8Le second récit (les chapitres pairs) prend à la fois le relais et le contrepied du premier. Un homme – peut-être le même, peut-être un autre – passe l’hiver sur une île désertée. Laissant derrière lui le drame de sa vie, il passe ses journées à scruter l’horizon, étrangement convaincu de percevoir dans le gris-jaune uniforme du ciel et de la mer une sorte de signe qui s’adresse à lui, lequel finira par se matérialiser sous la forme mythique d’une baleine monstrueuse, échouée sur la plage, puis d’une jeune femme splendide, surgie de l’océan.
9Si le temps perdu, hélas, ne se retrouve jamais que sous la forme fictive, ou pire, frelatée, de mots ou d’images-souvenirs sans plus personne derrière – c’est la leçon, si l’on veut, anti-proustienne de la première histoire –, nos vies, à en croire la seconde, pourraient, sous certaines conditions, se reprendre – recommencer – et ainsi assurer, au moins pour un temps, notre survie.
10Or la petite île océanique non identifiée et par là même parfaitement paradigmatique dans laquelle cet homme s’est volontairement ex-îlé, pourrait bien être – c’est en tous cas notre hypothèse – une des conditions nécessaires à cet étrange et mystérieux recommencement de l’existence…
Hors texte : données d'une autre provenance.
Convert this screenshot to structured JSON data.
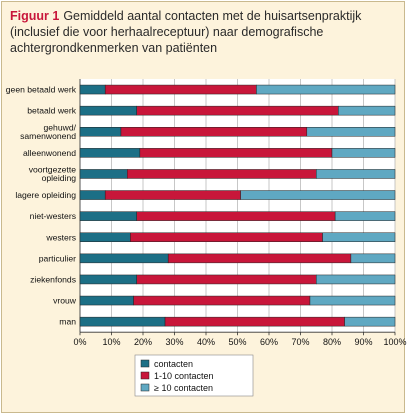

11Approchons-nous un peu plus près du texte pour comprendre ce que cette île représente pour le narrateur de L’Oubli, ce qu’il voit d’elle autant que ce qu’elle lui montre, ce qu’elle lui présente de manière répétée, jour après jour, d’abord à travers la fenêtre de sa chambre d’hôte puis au cours de ses promenades solitaires le long de ses côtes :
De la neige ou bien du sable.
De la cendre aussi bien.
Une même substance dont la couleur hésite entre le jaune, l’ivoire et le gris. Une transparence trompeuse susceptible de prendre toutes les teintes. En l’absence de contraste, si uniformément terne qu’elle en paraît bizarrement éclatante.
Elle recouvre tout. À perte de vue. Je la contemple à travers la fenêtre. Cela occupe mes journées. Elle paraît pleuvoir sans discontinuer depuis un ciel fait de la même matière s’étendant ensuite sur le sol avant de s’évaporer et de regagner l’air d’où elle était tombée.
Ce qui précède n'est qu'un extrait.